Sign in to follow this  

OpenGL Multiples VBO for large CAD models

Recommended Posts

seb_seb0    100

I have programmed a working CAD vizualisation engine for my work. The goal is to load very large models and display them at interactive rates.
The models have the following traits:
   - amount of vertices ranges from small (150 vertices) to very large (16 million or more). The 2 to 4 millions vertices are very common
   - large amount of different models (in the thousands range, until 100000...)

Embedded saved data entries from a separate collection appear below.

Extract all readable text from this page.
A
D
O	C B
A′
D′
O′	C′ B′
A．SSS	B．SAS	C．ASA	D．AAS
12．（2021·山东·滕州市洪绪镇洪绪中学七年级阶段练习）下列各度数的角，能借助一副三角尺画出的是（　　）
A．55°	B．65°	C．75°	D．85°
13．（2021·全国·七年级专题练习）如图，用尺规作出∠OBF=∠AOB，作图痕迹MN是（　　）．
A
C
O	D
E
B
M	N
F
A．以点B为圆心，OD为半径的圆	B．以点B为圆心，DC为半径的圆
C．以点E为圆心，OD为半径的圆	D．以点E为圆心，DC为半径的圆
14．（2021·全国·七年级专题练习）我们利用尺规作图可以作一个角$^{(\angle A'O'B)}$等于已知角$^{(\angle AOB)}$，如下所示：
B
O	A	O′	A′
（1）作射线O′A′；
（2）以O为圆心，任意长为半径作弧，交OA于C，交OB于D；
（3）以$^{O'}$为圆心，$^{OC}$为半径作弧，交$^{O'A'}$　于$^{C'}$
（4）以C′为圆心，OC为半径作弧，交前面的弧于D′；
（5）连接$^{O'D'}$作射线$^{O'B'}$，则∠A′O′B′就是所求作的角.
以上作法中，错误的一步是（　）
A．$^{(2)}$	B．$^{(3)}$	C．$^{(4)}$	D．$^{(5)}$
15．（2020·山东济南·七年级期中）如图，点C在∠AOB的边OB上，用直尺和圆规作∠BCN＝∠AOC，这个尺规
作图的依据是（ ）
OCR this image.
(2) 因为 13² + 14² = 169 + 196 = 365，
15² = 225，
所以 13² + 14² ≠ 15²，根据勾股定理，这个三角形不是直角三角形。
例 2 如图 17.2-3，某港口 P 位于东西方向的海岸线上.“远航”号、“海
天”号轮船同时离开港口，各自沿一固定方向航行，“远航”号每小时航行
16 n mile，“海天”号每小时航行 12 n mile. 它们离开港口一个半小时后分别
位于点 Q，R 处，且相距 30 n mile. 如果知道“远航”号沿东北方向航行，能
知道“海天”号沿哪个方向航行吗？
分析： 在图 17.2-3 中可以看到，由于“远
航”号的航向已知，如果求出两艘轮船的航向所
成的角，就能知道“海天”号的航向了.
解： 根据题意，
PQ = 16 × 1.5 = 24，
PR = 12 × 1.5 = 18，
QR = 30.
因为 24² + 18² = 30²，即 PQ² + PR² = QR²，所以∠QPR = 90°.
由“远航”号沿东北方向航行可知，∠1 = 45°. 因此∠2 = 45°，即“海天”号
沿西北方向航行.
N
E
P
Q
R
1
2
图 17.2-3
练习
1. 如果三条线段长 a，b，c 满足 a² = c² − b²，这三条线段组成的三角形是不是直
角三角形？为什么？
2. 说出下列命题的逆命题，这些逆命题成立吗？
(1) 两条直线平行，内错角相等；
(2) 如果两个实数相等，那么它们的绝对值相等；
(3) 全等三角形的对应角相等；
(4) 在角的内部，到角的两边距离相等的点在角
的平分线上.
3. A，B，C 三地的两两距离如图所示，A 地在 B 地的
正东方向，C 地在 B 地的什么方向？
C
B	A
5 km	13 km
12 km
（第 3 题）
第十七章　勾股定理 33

The engine I have made so far has the following characteritics:
   - standard culling possibility (Kd-Tree + Frustum + pixel culling)
   - unified vertex format to limit state change
        28 bytes per vertex : 2 floats for position, 3 floats for normals, 4 bytes for colour RGBA.
     More vertex format are supported, but actual scenario are using this one
   - state caching already implemented (no call to glBindBuffer if the buffer to bind is already the current one)
   - done in OpenGL & C++
   - Fixed Function Pipeline or Shader + VBO + IBO are used
   - Mesh optimisation : all duplicates vertices are removed, and each mesh is drawn using 1 single call to glDrawElements
   - each Mesh has only 1 VBO and only 1 IBO (both static)
   - geometry is mostly static

Now on NVidia Quadro cards (1 Gb VRAM) I have:
   - the theoretical limit for vertex buffer size is 1 million vertices (result from glGetIntegerv(GL_MAX_ELEMENTS_VERTICES, &iMaxVertex))
   - some VBOs are already over this limit, but it seems to be fine (some are 16 times this limit). I typically get a 20 to 60 FPS with more than 5 million vertices
   - I have already filled up 1 GB with VBOs and IBOs on the graphic card (yes, the models are THAT big).

The problems I face are :
   - When the amount of models increase, the FPS drops to 10 => probably due to too many VBO & IBO switching
   - the worst problem : after loading many models OR a few very large models, the FPS behaves strangely : it FREEZES for 3 seconds, and then shot back up to 15 or more FPS. And 15 seconds later, it freezes again. So in summary, the problem is "it is sometimes slow, sometimes fast".

Now my 2 questions are:
  Question 1 : what can be the cause of the freezing of the FPS ? It does not happen on ATI cards Radeon 6550M HG

  Question 2 : for optimization, I have a dilemma. I can either:
                a pack everything in 1 VBO and 1 IBO => I will save on glBindBuffer calls, but I will have 2 monstrous buffers on the GPU, clearly over the maximal size returned by glGetIntegerv(GL_MAX_ELEMENTS_VERTICES, &iMaxVertex)
                b pack all data in several VBOs and IBOs, with each VBO and IBO having 95% of the max size returned by glGetInteger. I will have more state switching than with the 1st option, but less than currently.               Since both options are rather heavy to implement, I would like to know if some among you have experience with this

situation. I am more leaning on option b, but it is no so convenient to split big meshes.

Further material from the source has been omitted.